CoreWeave cofounders Brian Venturo (chief strategy officer), Michael Intrator (CEO) and Brannin McBee (chief development officer), from left to right.
CoreWeave
CoreWeave made its public market debut on Friday with the first big IPO of 2025. The company, which rents cloud computing power to customers that need it for AI applications, exploded onto the scene over the last couple of years. On Friday, its stock closed around $40 per share, the same as its pricing, implying a valuation of $23 billion on a fully diluted basis (accounting for outstanding options and restricted stock).
“God, like, what a crazy thing to accomplish.
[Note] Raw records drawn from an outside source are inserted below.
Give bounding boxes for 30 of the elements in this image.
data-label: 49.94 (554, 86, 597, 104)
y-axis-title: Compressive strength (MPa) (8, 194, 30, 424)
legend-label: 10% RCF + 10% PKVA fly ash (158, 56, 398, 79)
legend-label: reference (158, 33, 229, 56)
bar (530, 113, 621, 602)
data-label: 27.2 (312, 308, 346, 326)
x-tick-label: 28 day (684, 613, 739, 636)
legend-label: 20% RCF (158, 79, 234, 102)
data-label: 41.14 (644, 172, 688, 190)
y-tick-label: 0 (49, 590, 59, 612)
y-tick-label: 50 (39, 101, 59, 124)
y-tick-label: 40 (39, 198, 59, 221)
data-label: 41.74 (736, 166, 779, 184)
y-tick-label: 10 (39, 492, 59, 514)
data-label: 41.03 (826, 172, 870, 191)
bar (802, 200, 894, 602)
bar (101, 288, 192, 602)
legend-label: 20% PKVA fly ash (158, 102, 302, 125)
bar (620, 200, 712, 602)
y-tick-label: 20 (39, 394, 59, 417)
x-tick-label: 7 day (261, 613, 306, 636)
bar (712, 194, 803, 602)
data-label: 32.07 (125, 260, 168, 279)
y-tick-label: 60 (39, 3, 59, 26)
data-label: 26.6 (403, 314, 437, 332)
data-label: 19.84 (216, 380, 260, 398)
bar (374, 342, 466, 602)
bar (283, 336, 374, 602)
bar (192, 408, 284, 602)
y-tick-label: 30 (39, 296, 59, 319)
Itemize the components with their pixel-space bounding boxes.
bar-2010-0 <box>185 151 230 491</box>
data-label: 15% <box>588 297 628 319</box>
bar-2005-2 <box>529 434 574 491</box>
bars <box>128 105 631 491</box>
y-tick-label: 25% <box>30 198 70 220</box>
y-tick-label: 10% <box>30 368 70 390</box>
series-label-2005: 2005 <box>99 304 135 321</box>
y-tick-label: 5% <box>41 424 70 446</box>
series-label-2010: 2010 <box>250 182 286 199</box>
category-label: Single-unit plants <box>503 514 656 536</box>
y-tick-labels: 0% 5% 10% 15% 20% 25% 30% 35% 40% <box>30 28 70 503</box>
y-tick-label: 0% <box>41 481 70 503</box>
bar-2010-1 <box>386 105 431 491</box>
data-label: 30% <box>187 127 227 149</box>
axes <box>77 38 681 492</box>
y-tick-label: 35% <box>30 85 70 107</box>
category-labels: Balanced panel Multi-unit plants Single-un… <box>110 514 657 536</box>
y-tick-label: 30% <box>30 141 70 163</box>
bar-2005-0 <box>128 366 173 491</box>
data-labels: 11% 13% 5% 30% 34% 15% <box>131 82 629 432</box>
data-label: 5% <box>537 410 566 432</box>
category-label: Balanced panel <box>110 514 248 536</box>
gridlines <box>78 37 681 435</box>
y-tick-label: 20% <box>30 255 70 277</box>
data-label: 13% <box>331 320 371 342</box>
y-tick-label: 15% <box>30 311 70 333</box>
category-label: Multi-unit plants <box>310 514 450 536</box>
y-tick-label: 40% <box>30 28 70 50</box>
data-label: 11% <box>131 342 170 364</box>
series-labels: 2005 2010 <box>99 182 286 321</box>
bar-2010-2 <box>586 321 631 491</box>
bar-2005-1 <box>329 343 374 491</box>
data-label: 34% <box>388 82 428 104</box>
I’ve been shoulder to shoulder with some of the most amazing people on the planet executing for the last seven years,” gushed cofounder and Chief Development Officer Brannin McBee in an interview with Forbes on Friday. “At the same time, it’s the quintessential ‘this is the beginning’ statement. … it’s just another day at CoreWeave.”
In one way it was: the cloud computing company, which initially aimed to raise between $2.3 billion and $2.7 billion ended up pricing its shares at $40, well below its target of $47 to $55. As such, the company raised less money ($1.5 billion) and at a lower valuation than they’d aimed for, per documents filed with the Securities and Exchange Commission. In fact its valuation of $23 billion is almost exactly what it was when it sold shares in a private transaction in October 2024, according to the company’s initial public offering prospectus filed in early March.
It was based on that information that Forbes declared the three founders and one board member all billionaires in early March. CEO Michael Intrator, Chief Strategy Officer Brian Venturo and McBee own 11%, 7% and 5% of CoreWeave’s shares, respectively, while board member Jack Cogen owns 4%. After factoring in the stock they sold while CoreWeave was still a private company, Forbes estimates that Intrator is now worth $2.7 billion, Venturo is worth $1.7 billion, McBee is worth $1.3 billion, and Cogen is worth $1 billion; those net worths are actually down more than 10% apiece than when we first estimated their fortunes, due to the lower pricing. A spokesperson for CoreWeave did not respond to a request for comment on the cofounders’ net worths.
“I think we raised exactly what we needed for the business,” McBee says. “Pricing discovery is hard. Pricing discovery is harder in market volatility. But what you’re looking at today is a business with immense value and immense investor interest.”
CoreWeave is in many ways a poster child of the exponentially growing appetite for computing power for the AI boom. In 2017, the then-commodity traders Intrator, Venturo and McBee started Atlantic Crypto, using Nvidia chips they’d stockpiled to mine cryptocurrency. Two years later, they renamed it CoreWeave and shifted the business model to building data centers and selling computing power to companies that didn’t have enough of their own GPU servers–storage systems comprised of electronic circuits called graphics processing units. After OpenAI released ChatGPT in 2022 and unleashed something of an AI firestorm, CoreWeave’s customers were, increasingly, AI companies. Now, according to the company’s new filing, CoreWeave’s biggest customers are Microsoft, IBM, Meta, NVIDIA and billion-dollar AI labs Cohere and Mistral.
Still, investors expressed concerns about CoreWeave’s dependence on these large customers (with $10-billion-plus, multi-year deals with OpenAI and Microsoft; the latter generated more than 60% of CoreWeave’s 2024 revenue), heavy net losses ($860 million on $1.92 billion in revenue in 2024) and debt-reliant financing. The OpenAI deal, a $12 billion contract announced on March 10, complements OpenAI’s “commercial deals with Microsoft and Oracle, and our joint venture with Softbank on Stargate,” CEO Sam Altman wrote in a press release—referring to a $500 billion partnership aiming to secure American AI supremacy.
McBee isn’t worried. “It’s a bit of a self-reinforcing mechanism,” he says. “If we’re helping the biggest companies grow, they’re just going to get bigger.” Between glances out the window, he adds that CoreWeave plans to target slightly smaller customers to diversify their customer base. On CoreWeave’s path to profitability, McBee is confident that the company’s contracts will pay off infrastructure costs in less than three years.
Also up in the air, of course, is whether demand will continue to grow. It’s expensive to build data centers, and CoreWeave has 32 of them running more than 250,000 GPUs as of the end of 2024—and plans to continue expanding long-term. CoreWeave is certainly betting that it will. In late 2024, for example, CoreWeave signed a 15-year, $4.5 billion agreement with crypto company Galaxy to lease their data center in west Texas.
Regardless of where CoreWeave’s share price ends up, the cofounders have nothing to worry about—financially speaking. They have cashed out more than the typical pre-IPO founder does: the three cofounders and Cogen each sold more than $150 million of CoreWeave’s shares (before taxes) as part of private market sales in 2023 and 2024.
McBee says the cofounders intend to stay at CoreWeave for the foreseeable future. “We are the long-term management team,” he says. “We have so much to build.”